When messaging higher-ups at work, one is expected to compose messages in a formal tone. But a hospitality employee in Australia got fired for not using smileys while texting her boss.
According to local news website news.com.au, Kristen Gordon was working as a full-time contractual supervisor at Sens Catering Group, which operates two coffee shops in Gold Coast and Brisbane. Gordon was in charge of staff rostering and timesheets for about 14 months.
The employee raised concerns with her manager Phoebe Wang last March about hiring more workers, as her staff were being sent to their other cafe's branch on weekends.
Brisbane Times reported that Gordon also told Wang that prior to her being manager, they typically operate as a five-man team to handle the cafe's "weekend rush." Wang previously insisted on having only four workers during weekends.
Wang got triggered with Gordon's response, claiming she was being “unfriendly" as her messages have "no emotions." Gordon “didn’t add any smiley faces," a colleague who was with Wang said.

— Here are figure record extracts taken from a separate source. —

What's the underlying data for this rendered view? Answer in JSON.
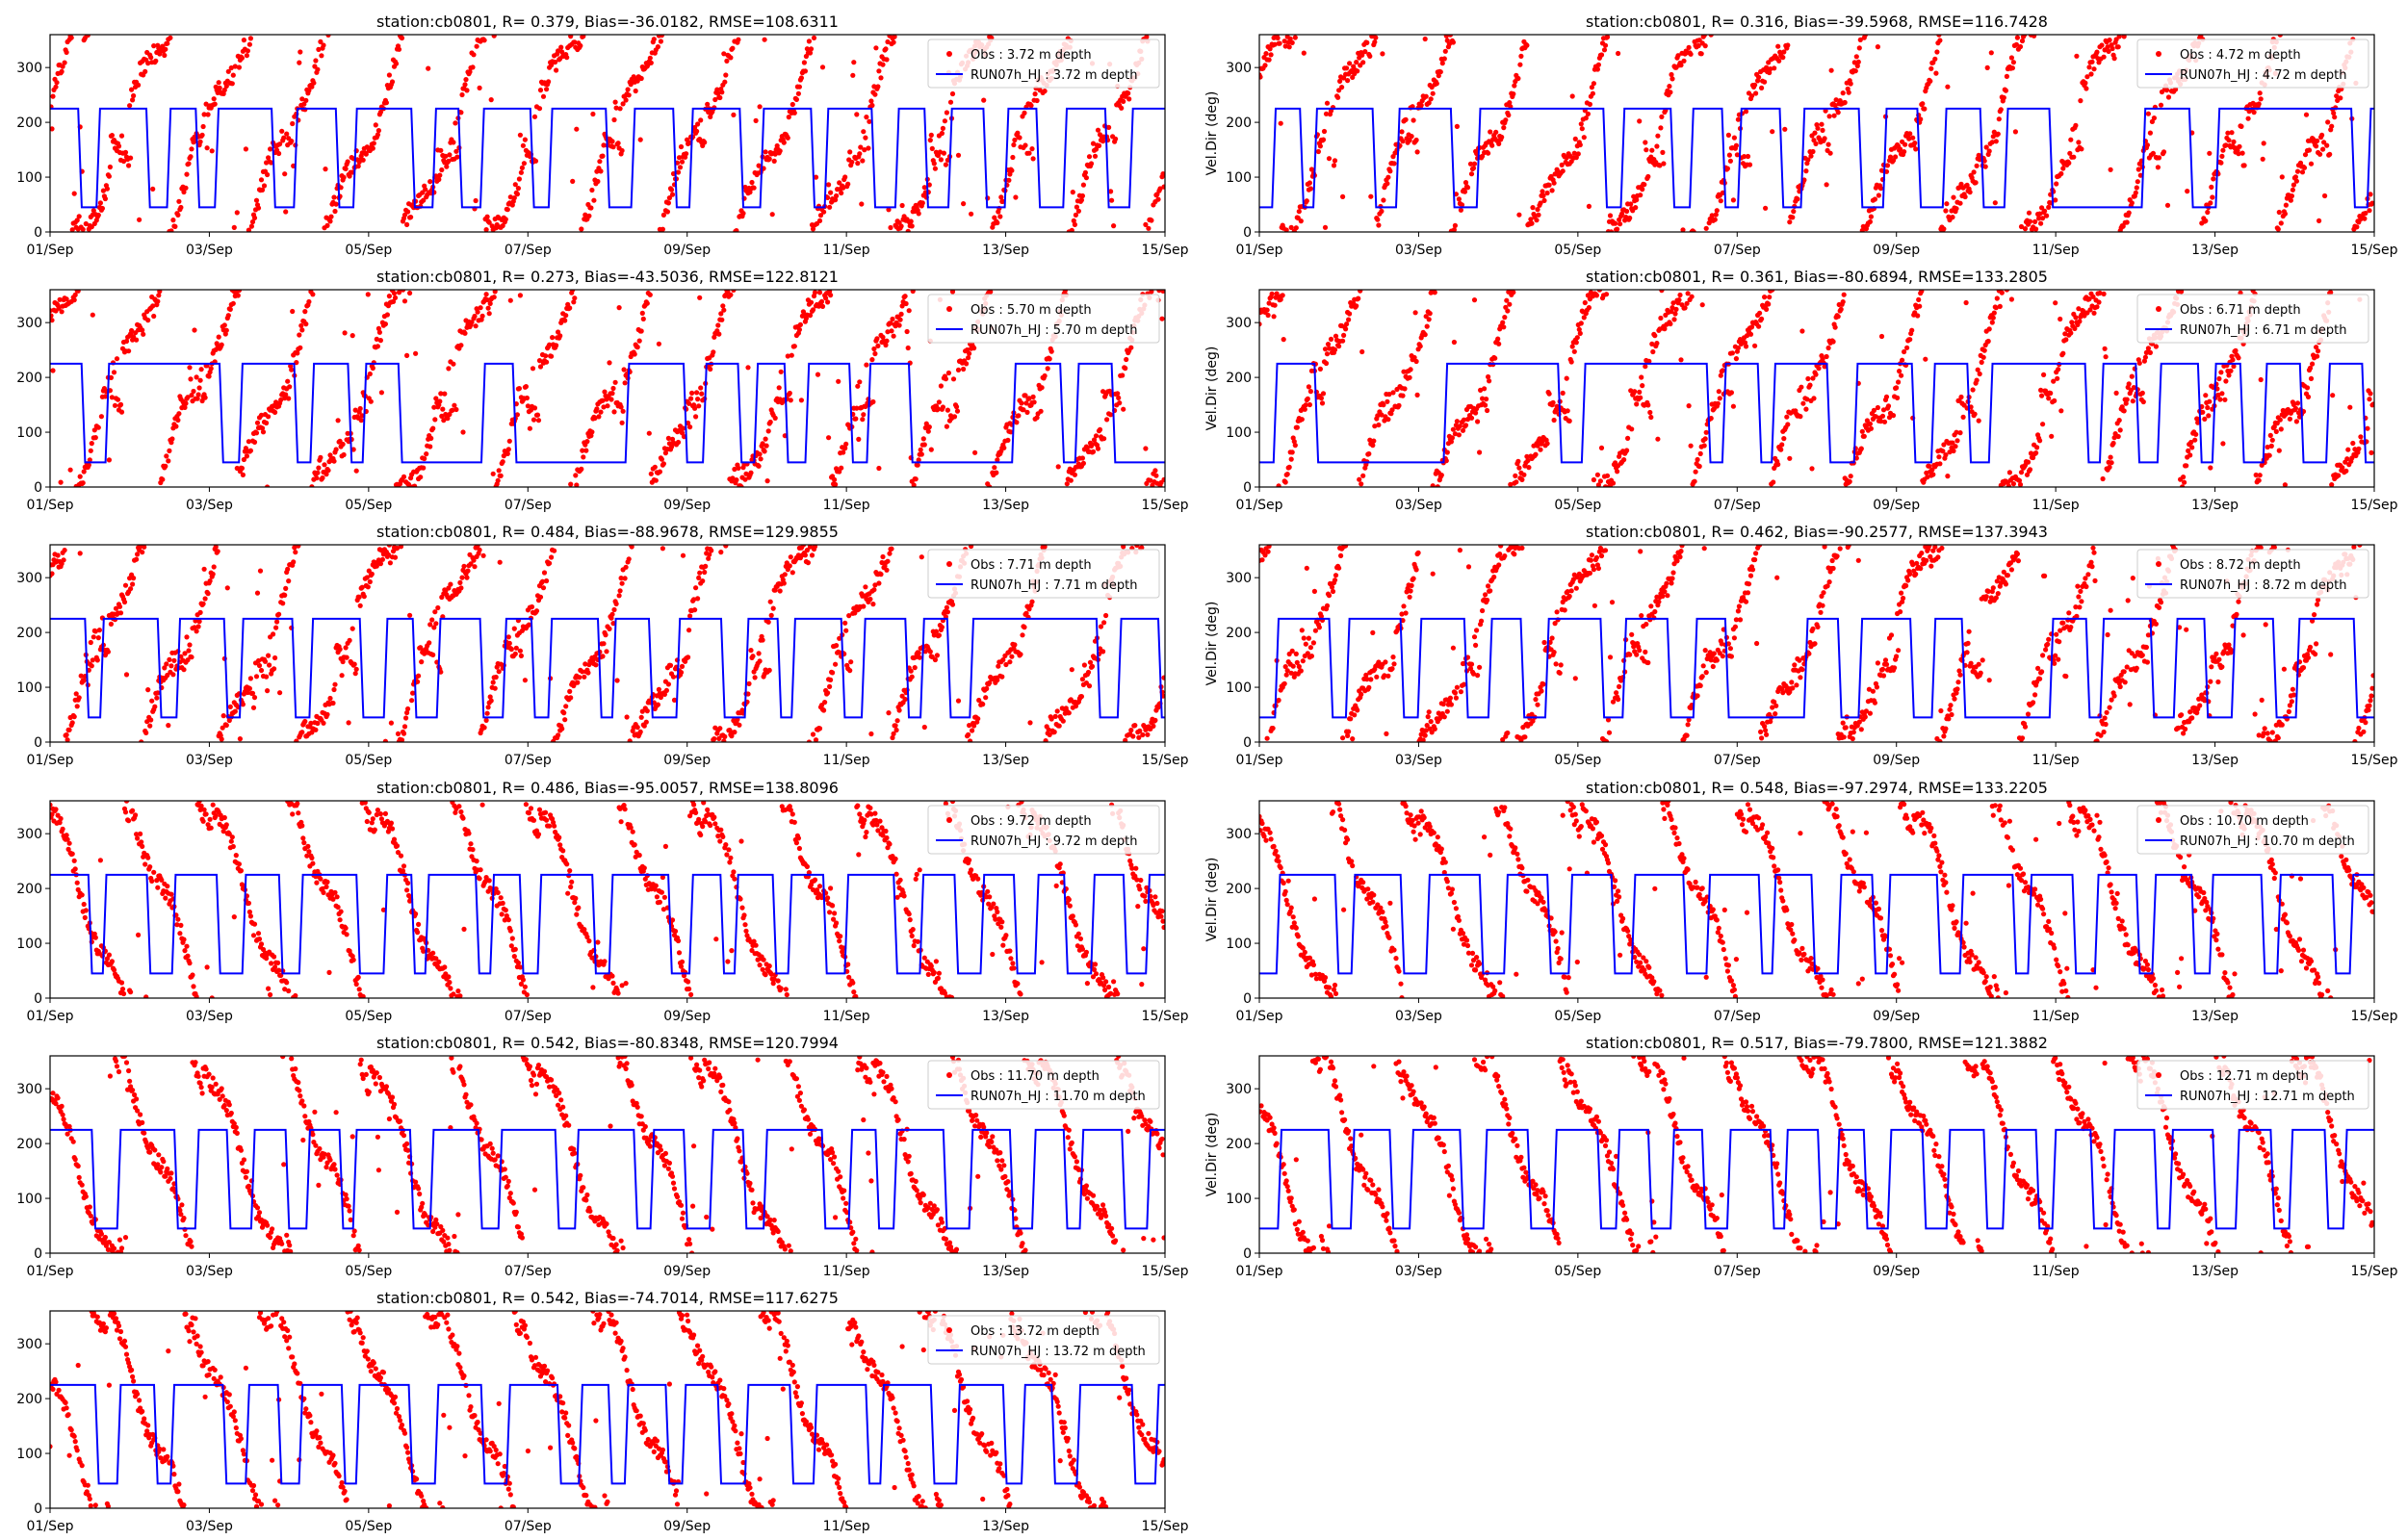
{
  "figure": {
    "background": "#ffffff"
  },
  "colors": {
    "obs": "#ff0000",
    "model": "#0000ff"
  },
  "x_ticks": [
    "01/Sep",
    "03/Sep",
    "05/Sep",
    "07/Sep",
    "09/Sep",
    "11/Sep",
    "13/Sep",
    "15/Sep"
  ],
  "y_ticks": [
    "0",
    "100",
    "200",
    "300"
  ],
  "chart_data": [
    {
      "type": "line+scatter",
      "title": "station:cb0801, R= 0.379, Bias=-36.0182, RMSE=108.6311",
      "ylabel": "",
      "xlim": [
        "01/Sep",
        "15/Sep"
      ],
      "ylim": [
        0,
        360
      ],
      "legend_placement": "top-right",
      "series": [
        {
          "name": "Obs : 3.72 m depth",
          "style": "scatter"
        },
        {
          "name": "RUN07h_HJ : 3.72 m depth",
          "style": "line",
          "levels": [
            45,
            225
          ]
        }
      ]
    },
    {
      "type": "line+scatter",
      "title": "station:cb0801, R= 0.316, Bias=-39.5968, RMSE=116.7428",
      "ylabel": "Vel.Dir (deg)",
      "xlim": [
        "01/Sep",
        "15/Sep"
      ],
      "ylim": [
        0,
        360
      ],
      "legend_placement": "top-right",
      "series": [
        {
          "name": "Obs : 4.72 m depth",
          "style": "scatter"
        },
        {
          "name": "RUN07h_HJ : 4.72 m depth",
          "style": "line",
          "levels": [
            45,
            225
          ]
        }
      ]
    },
    {
      "type": "line+scatter",
      "title": "station:cb0801, R= 0.273, Bias=-43.5036, RMSE=122.8121",
      "ylabel": "",
      "xlim": [
        "01/Sep",
        "15/Sep"
      ],
      "ylim": [
        0,
        360
      ],
      "legend_placement": "top-right",
      "series": [
        {
          "name": "Obs : 5.70 m depth",
          "style": "scatter"
        },
        {
          "name": "RUN07h_HJ : 5.70 m depth",
          "style": "line",
          "levels": [
            45,
            225
          ]
        }
      ]
    },
    {
      "type": "line+scatter",
      "title": "station:cb0801, R= 0.361, Bias=-80.6894, RMSE=133.2805",
      "ylabel": "Vel.Dir (deg)",
      "xlim": [
        "01/Sep",
        "15/Sep"
      ],
      "ylim": [
        0,
        360
      ],
      "legend_placement": "top-right",
      "series": [
        {
          "name": "Obs : 6.71 m depth",
          "style": "scatter"
        },
        {
          "name": "RUN07h_HJ : 6.71 m depth",
          "style": "line",
          "levels": [
            45,
            225
          ]
        }
      ]
    },
    {
      "type": "line+scatter",
      "title": "station:cb0801, R= 0.484, Bias=-88.9678, RMSE=129.9855",
      "ylabel": "",
      "xlim": [
        "01/Sep",
        "15/Sep"
      ],
      "ylim": [
        0,
        360
      ],
      "legend_placement": "top-right",
      "series": [
        {
          "name": "Obs : 7.71 m depth",
          "style": "scatter"
        },
        {
          "name": "RUN07h_HJ : 7.71 m depth",
          "style": "line",
          "levels": [
            45,
            225
          ]
        }
      ]
    },
    {
      "type": "line+scatter",
      "title": "station:cb0801, R= 0.462, Bias=-90.2577, RMSE=137.3943",
      "ylabel": "Vel.Dir (deg)",
      "xlim": [
        "01/Sep",
        "15/Sep"
      ],
      "ylim": [
        0,
        360
      ],
      "legend_placement": "top-right",
      "series": [
        {
          "name": "Obs : 8.72 m depth",
          "style": "scatter"
        },
        {
          "name": "RUN07h_HJ : 8.72 m depth",
          "style": "line",
          "levels": [
            45,
            225
          ]
        }
      ]
    },
    {
      "type": "line+scatter",
      "title": "station:cb0801, R= 0.486, Bias=-95.0057, RMSE=138.8096",
      "ylabel": "",
      "xlim": [
        "01/Sep",
        "15/Sep"
      ],
      "ylim": [
        0,
        360
      ],
      "legend_placement": "top-right",
      "series": [
        {
          "name": "Obs : 9.72 m depth",
          "style": "scatter"
        },
        {
          "name": "RUN07h_HJ : 9.72 m depth",
          "style": "line",
          "levels": [
            45,
            225
          ]
        }
      ]
    },
    {
      "type": "line+scatter",
      "title": "station:cb0801, R= 0.548, Bias=-97.2974, RMSE=133.2205",
      "ylabel": "Vel.Dir (deg)",
      "xlim": [
        "01/Sep",
        "15/Sep"
      ],
      "ylim": [
        0,
        360
      ],
      "legend_placement": "top-right",
      "series": [
        {
          "name": "Obs : 10.70 m depth",
          "style": "scatter"
        },
        {
          "name": "RUN07h_HJ : 10.70 m depth",
          "style": "line",
          "levels": [
            45,
            225
          ]
        }
      ]
    },
    {
      "type": "line+scatter",
      "title": "station:cb0801, R= 0.542, Bias=-80.8348, RMSE=120.7994",
      "ylabel": "",
      "xlim": [
        "01/Sep",
        "15/Sep"
      ],
      "ylim": [
        0,
        360
      ],
      "legend_placement": "top-right",
      "series": [
        {
          "name": "Obs : 11.70 m depth",
          "style": "scatter"
        },
        {
          "name": "RUN07h_HJ : 11.70 m depth",
          "style": "line",
          "levels": [
            45,
            225
          ]
        }
      ]
    },
    {
      "type": "line+scatter",
      "title": "station:cb0801, R= 0.517, Bias=-79.7800, RMSE=121.3882",
      "ylabel": "Vel.Dir (deg)",
      "xlim": [
        "01/Sep",
        "15/Sep"
      ],
      "ylim": [
        0,
        360
      ],
      "legend_placement": "top-right",
      "series": [
        {
          "name": "Obs : 12.71 m depth",
          "style": "scatter"
        },
        {
          "name": "RUN07h_HJ : 12.71 m depth",
          "style": "line",
          "levels": [
            45,
            225
          ]
        }
      ]
    },
    {
      "type": "line+scatter",
      "title": "station:cb0801, R= 0.542, Bias=-74.7014, RMSE=117.6275",
      "ylabel": "",
      "xlim": [
        "01/Sep",
        "15/Sep"
      ],
      "ylim": [
        0,
        360
      ],
      "legend_placement": "top-right",
      "series": [
        {
          "name": "Obs : 13.72 m depth",
          "style": "scatter"
        },
        {
          "name": "RUN07h_HJ : 13.72 m depth",
          "style": "line",
          "levels": [
            45,
            225
          ]
        }
      ]
    }
  ]
}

The colleague in question also said Wang wanted Gordon fired immediately. "Hire another supervisor, I don’t care about the cost," the colleague recalled, as Brisbane Times reported.
According to news.com.au, Wang also allegedly smashed her phone on the counter and jumped up and down.
Gordon was dismissed the very next day, with the company saying "the business is getting rid of any staff that didn’t agree with the owners."
The dismissal was difficult for Gordon, especially since she was going through an in-vitro fertilization procedure at the time following a miscarriage.
Gordon brought the matter to the government's Fair Work Commission (FWC), and ruled early this week that she was unfairly dismissed.
“The evidence supports a conclusion that [Gordon] was merely trying to express a view as to what would be in the best interests of the business in regard to staffing across the two venues,” Brisbane Times quoted FWC Commissioner Chris Simpson as saying. “There is nothing else to support a conclusion that her actions constituted a valid reason for dismissal."
Simpson also pointed out that Wang was "aware" of Gordon's IVF procedure, and her termination had a "significant financial impact" on that.
The FWC demanded Sens Catering Group to pay Gordon $5,357 (about P300,000) in compensation, plus 9.5% superannuation on that amount.